Optimization involves finding values for input parameters that maximize or minimize an objective function.
Newton-method optimization algorithms are those algorithms that make use of the second derivative of the objective function.
You may recall from calculus that the first derivative of a function is the rate of change or curvature of the function at a specific point. The derivative can be followed downhill (or uphill) by an optimization algorithm toward the minima of the function (the input values that result in the smallest output of the objective function).
Algorithms that make use of the first derivative are called first-order optimization algorithms. An example of a first-order algorithm is the gradient descent optimization algorithm.
- First-Order Methods : Optimization algorithms that make use of the first-order derivative to find the optima of an objective function.

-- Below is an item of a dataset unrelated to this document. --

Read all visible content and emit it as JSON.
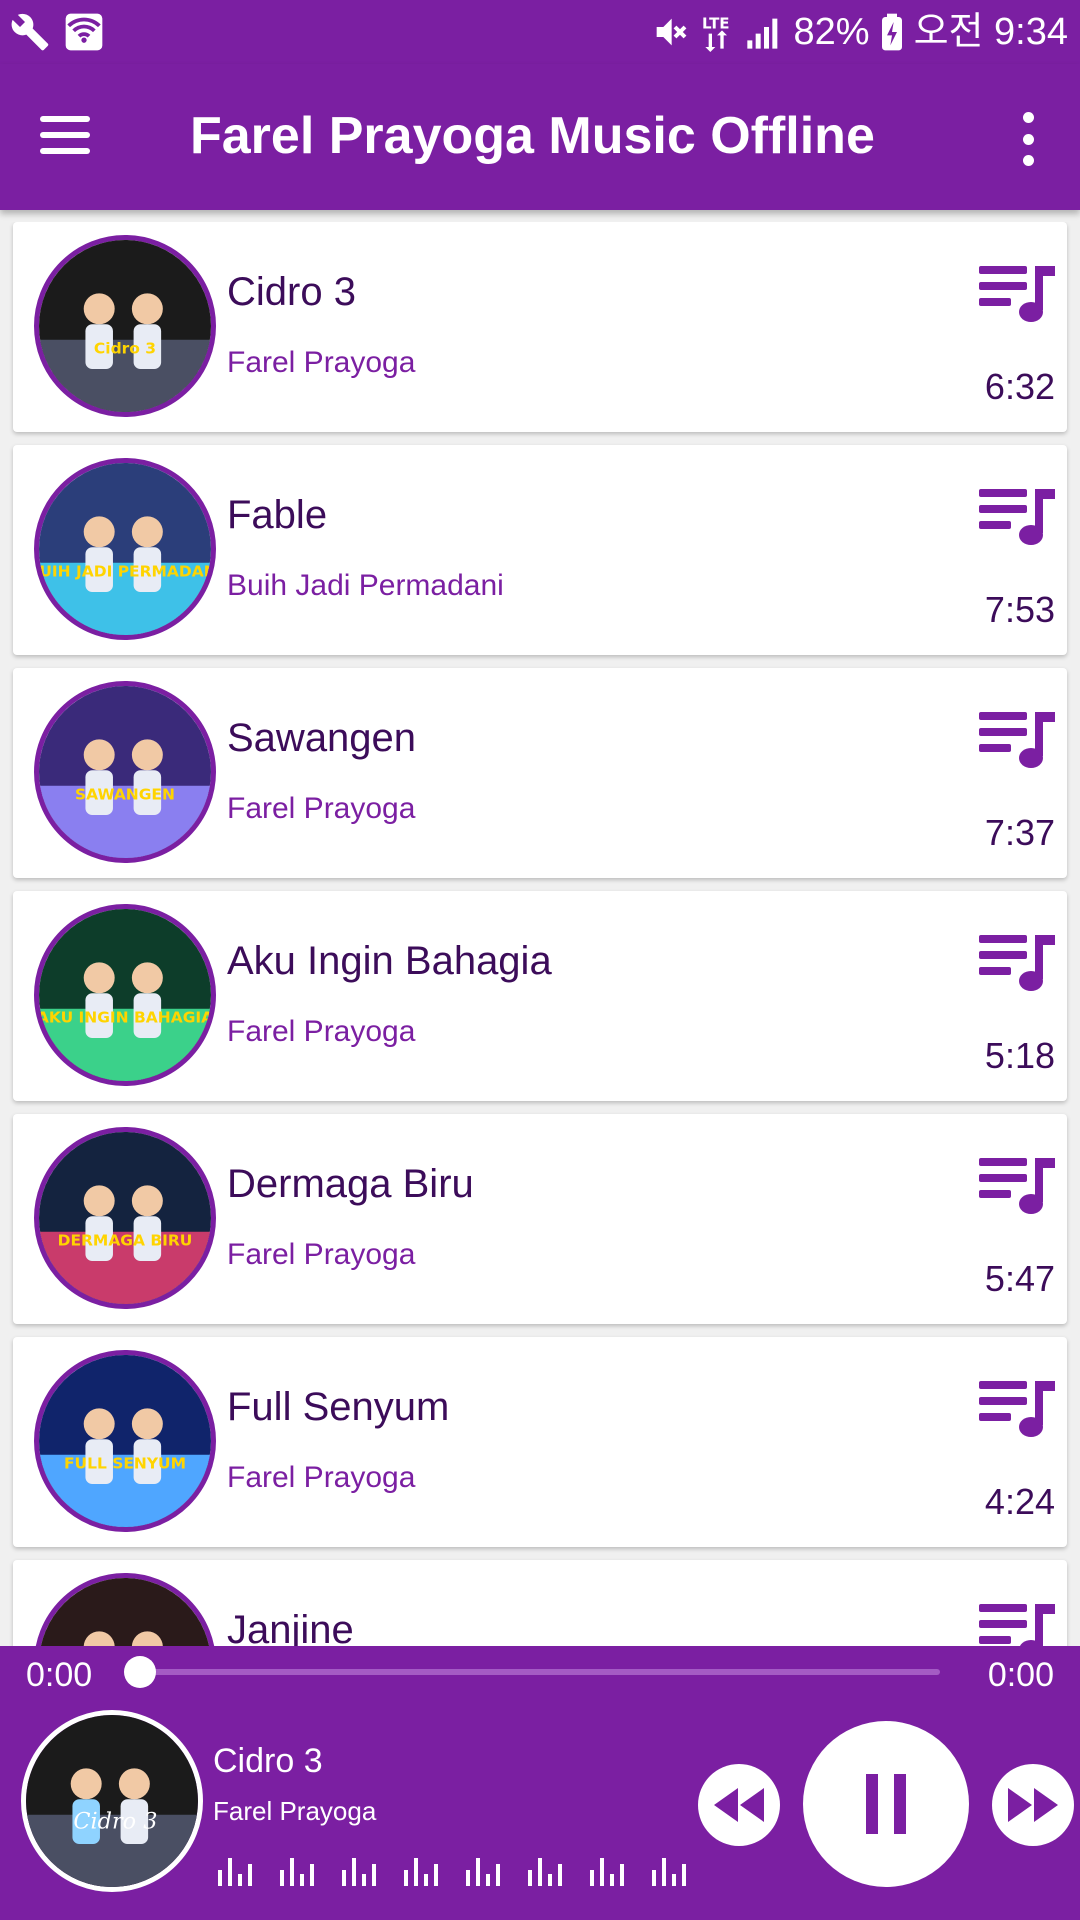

The second-order derivative is the derivative of the derivative, or the rate of change of the rate of change.
The second derivative can be followed to more efficiently locate the optima of the objective function. This makes sense more generally, as the more information we have about the objective function, the easier it may be to optimize it.

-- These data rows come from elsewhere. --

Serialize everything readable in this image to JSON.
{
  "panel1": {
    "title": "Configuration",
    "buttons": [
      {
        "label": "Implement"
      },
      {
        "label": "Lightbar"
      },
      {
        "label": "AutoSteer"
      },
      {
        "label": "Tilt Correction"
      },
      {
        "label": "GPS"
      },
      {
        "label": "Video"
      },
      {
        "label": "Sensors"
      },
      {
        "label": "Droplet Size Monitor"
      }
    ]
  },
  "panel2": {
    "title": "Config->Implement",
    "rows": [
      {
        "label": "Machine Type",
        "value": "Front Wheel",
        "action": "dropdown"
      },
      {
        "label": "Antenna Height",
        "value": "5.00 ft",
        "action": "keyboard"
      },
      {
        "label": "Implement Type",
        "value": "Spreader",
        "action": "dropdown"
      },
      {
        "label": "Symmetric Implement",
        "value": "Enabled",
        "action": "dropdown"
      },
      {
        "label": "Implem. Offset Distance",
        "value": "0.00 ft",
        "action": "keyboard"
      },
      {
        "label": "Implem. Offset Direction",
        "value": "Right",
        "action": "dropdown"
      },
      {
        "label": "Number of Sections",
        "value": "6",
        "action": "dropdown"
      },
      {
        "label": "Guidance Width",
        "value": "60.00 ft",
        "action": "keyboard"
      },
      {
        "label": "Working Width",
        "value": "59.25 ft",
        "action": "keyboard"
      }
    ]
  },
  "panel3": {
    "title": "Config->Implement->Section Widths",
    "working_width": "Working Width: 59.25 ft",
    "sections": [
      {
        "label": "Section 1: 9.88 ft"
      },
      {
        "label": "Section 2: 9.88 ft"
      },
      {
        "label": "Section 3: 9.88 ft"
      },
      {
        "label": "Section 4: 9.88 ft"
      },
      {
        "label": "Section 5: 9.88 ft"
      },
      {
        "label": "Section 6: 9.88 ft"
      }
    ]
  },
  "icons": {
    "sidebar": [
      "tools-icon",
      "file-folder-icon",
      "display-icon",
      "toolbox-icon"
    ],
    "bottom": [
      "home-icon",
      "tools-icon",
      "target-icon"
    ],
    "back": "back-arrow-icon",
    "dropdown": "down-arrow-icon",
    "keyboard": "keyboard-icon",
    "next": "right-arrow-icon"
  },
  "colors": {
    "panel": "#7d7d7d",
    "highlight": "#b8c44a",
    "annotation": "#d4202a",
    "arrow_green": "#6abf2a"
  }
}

The second-order derivative allows us to know both which direction to move (like the first-order) but also estimate how far to move in that direction, called the step size. Algorithms that make use of the second-order derivative are referred to as second-order optimization algorithms.
- Second-Order Methods : Optimization algorithms that make use of the second-order derivative to find the optima of an objective function.
An example of a second-order optimization algorithm is Newton’s method.
When an objective function has more than one input variable, the input variables together may be thought of as a vector, which may be familiar from linear algebra. Similarly, the first derivative of multiple input variables may also be a vector, where each element is called a partial derivative. This vector of partial derivatives is referred to as the gradient.
- Gradient : Vector of partial first derivatives for multiple input variables of an objective function.
This idea generalizes to the second-order derivatives of the multivariate inputs, which is a matrix containing the second derivatives called the Hessian matrix.
- Hessian : Matrix of partial second-order derivatives for multiple input variables of an objective function.
The Hessian matrix is square and symmetric if the second derivatives are all continuous at the point where we are calculating the derivatives. This is often the case when solving real-valued optimization problems and an expectation when using many second-order methods. As such, it is common to describe second-order optimization algorithms making use of or following the Hessian to the optima of the objective function.